Come per Pietro, la domanda insistente e accorata di Gesù può lasciarci addolorati e maggiormente consapevoli della debolezza della nostra libertà, insidiata com'è da mille condizionamenti interni ed esterni, che spesso suscitano smarrimento, frustrazione, persino incredulità.
Non sono certamente questi i sentimenti e gli atteggiamenti che il Signore intende suscitare; piuttosto, di essi approfitta il Nemico, il Diavolo, per isolare nell'amarezza, nella lamentela e nello scoraggiamento.
Gesù, buon Pastore, non umilia né abbandona al rimorso: in Lui parla la tenerezza del Padre, che consola e rilancia; fa passare dalla disgregazione della vergogna al tessuto della fiducia; ridona coraggio, riaffida responsabilità, consegna alla missione.
Pietro, che purificato al fuoco del perdono può dire umilmente «Signore, tu conosci tutto; tu sai che ti voglio bene» (Gv 21,17), nella sua prima Lettera ci esorta a pascere «il gregge di Dio [...], sorvegliandolo non perché costretti ma volentieri [...], non per vergognoso interesse, ma con animo generoso, non come padroni delle persone a noi affidate, ma facendoci modelli del gregge» (1Pt 5,2-3).

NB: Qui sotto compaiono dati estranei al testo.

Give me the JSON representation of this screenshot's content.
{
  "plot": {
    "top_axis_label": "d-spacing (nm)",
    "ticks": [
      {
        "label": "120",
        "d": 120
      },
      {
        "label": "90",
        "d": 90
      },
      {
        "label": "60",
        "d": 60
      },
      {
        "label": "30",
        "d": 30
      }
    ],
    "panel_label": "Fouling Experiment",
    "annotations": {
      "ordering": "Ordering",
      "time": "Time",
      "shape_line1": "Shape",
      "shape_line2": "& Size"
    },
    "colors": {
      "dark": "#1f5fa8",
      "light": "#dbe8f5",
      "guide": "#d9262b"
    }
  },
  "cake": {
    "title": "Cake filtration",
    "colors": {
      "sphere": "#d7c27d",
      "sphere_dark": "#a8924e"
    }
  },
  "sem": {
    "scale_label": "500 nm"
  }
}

Sì, essere Pastori significa credere ogni giorno nella grazia e nella forza che ci viene dal Signore, nonostante la nostra debolezza, e assumere fino in fondo la responsabilità di camminare innanzi al gregge, sciolti da pesi che intralciano la sana celerità apostolica, e senza tentennamenti nella guida, per rendere riconoscibile la nostra voce sia da quanti hanno abbracciato la fede, sia da coloro che ancora «non sono di questo ovile» (Gv 10,16): siamo chiamati a far nostro il sogno di Dio, la cui casa non conosce esclusione di persone o di popoli, come annunciava profeticamente Isaia (cfr Is 2,2-5).

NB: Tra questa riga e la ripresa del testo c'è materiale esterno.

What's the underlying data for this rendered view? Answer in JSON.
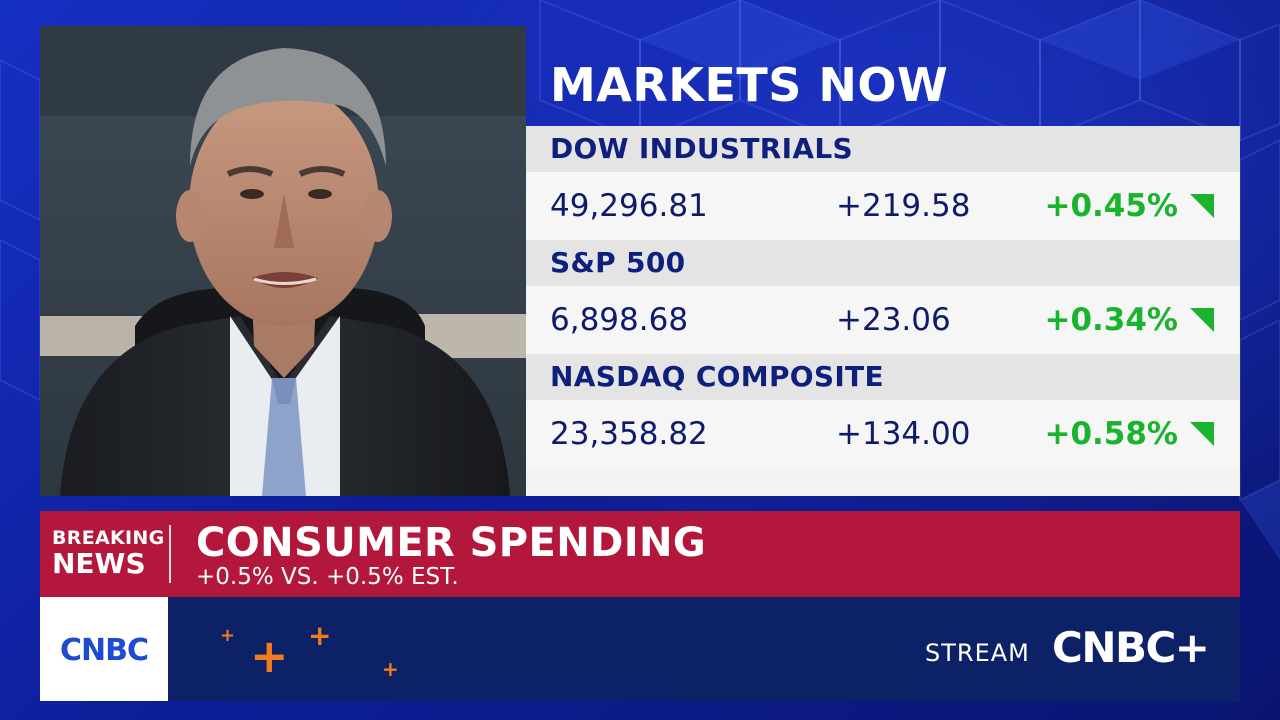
{
  "markets": {
    "title": "MARKETS NOW",
    "indices": [
      {
        "name": "DOW INDUSTRIALS",
        "value": "49,296.81",
        "change": "+219.58",
        "percent": "+0.45%",
        "direction": "up-arrow-icon"
      },
      {
        "name": "S&P 500",
        "value": "6,898.68",
        "change": "+23.06",
        "percent": "+0.34%",
        "direction": "up-arrow-icon"
      },
      {
        "name": "NASDAQ COMPOSITE",
        "value": "23,358.82",
        "change": "+134.00",
        "percent": "+0.58%",
        "direction": "up-arrow-icon"
      }
    ],
    "up_color": "#19b32e"
  },
  "banner": {
    "badge_line1": "BREAKING",
    "badge_line2": "NEWS",
    "headline": "CONSUMER SPENDING",
    "subtext": "+0.5% VS. +0.5% EST.",
    "color": "#b3173c"
  },
  "bottom_bar": {
    "network_logo": "CNBC",
    "stream_label": "STREAM",
    "stream_brand": "CNBC+",
    "plus_glyph": "+",
    "accent_color": "#f47a20"
  }
}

Per questo, essere Pastori vuol dire anche disporsi a camminare in mezzo e dietro al gregge: capaci di ascoltare il silenzioso racconto di chi soffre e di sostenere il passo di chi teme di non farcela; attenti a rialzare, a rassicurare e a infondere speranza. Dalla condivisione con gli umili la nostra fede esce sempre rafforzata: mettiamo da parte, quindi, ogni forma di supponenza, per chinarci su quanti il Signore ha affidato alla nostra sollecitudine. Fra questi, un posto particolare riserviamolo ai nostri sacerdoti: soprattutto per loro, il nostro cuore, la nostra mano e la nostra porta restino aperte in ogni circostanza.
Cari fratelli, la professione di fede che ora rinnoviamo insieme non è un atto formale, ma è rinnovare la nostra risposta al “Seguimi” con cui si conclude il Vangelo di Giovanni (21,19): porta a dispiegare la propria vita secondo il progetto di Dio, impegnando tutto di sé per il Signore Gesù. Da qui sgorga quel discernimento che conosce e si fa carico dei pensieri, delle attese e delle necessità degli uomini del nostro tempo.

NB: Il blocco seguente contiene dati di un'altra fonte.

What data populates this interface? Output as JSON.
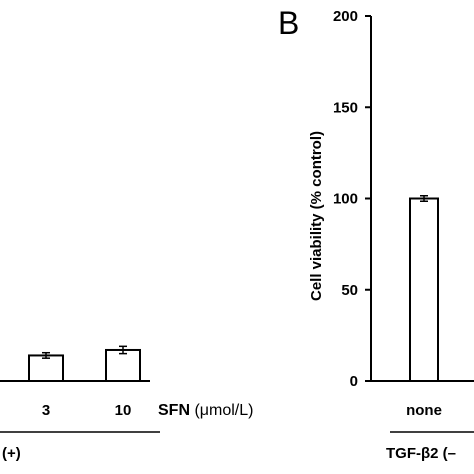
{
  "chart_data": [
    {
      "type": "bar",
      "panel_label": "",
      "categories": [
        "3",
        "10"
      ],
      "values": [
        14,
        17
      ],
      "errors": [
        1.5,
        2
      ],
      "xlabel_prefix": "SFN",
      "xlabel_unit": " (μmol/L)",
      "group_label": "(+)",
      "ylim": [
        0,
        200
      ],
      "grid": false,
      "bar_color": "#ffffff",
      "edge_color": "#000000"
    },
    {
      "type": "bar",
      "panel_label": "B",
      "categories": [
        "none"
      ],
      "values": [
        100
      ],
      "errors": [
        1.5
      ],
      "ylabel": "Cell viability (% control)",
      "yticks": [
        "0",
        "50",
        "100",
        "150",
        "200"
      ],
      "ytick_values": [
        0,
        50,
        100,
        150,
        200
      ],
      "ylim": [
        0,
        200
      ],
      "group_label": "TGF-β2 (–",
      "grid": false,
      "bar_color": "#ffffff",
      "edge_color": "#000000"
    }
  ]
}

Con questo spirito, mentre ringrazio di cuore ciascuno di voi per il vostro servizio, vi pongo sotto il manto di Maria, Nostra Signora.
Madre del silenzio, che custodisce il mistero di Dio, liberaci dall'idolatria del presente, a cui si condanna chi dimentica.Purifica gli occhi dei Pastori con il collirio della memoria: torneremo alla freschezza delle origini, per una Chiesa orante e penitente.
Madre della bellezza, che fiorisce dalla fedeltà al lavoro quotidiano, destaci dal torpore della pigrizia, della meschinità e del disfattismo. Rivesti i Pastori di quella compassione che unifica e integra: scopriremo la gioia di una Chiesa serva, umile e fraterna.
Madre della tenerezza, che avvolge di pazienza e di misericordia, aiutaci a bruciare tristezze, impazienze e rigidità di chi non conosce appartenenza.
Intercedi presso tuo Figlio perché siano agili le nostre mani, i nostri piedi e i nostri cuori: edificheremo la Chiesa con la verità nella carità.
E saremo il Popolo di Dio, pellegrinante verso il Regno. Amen.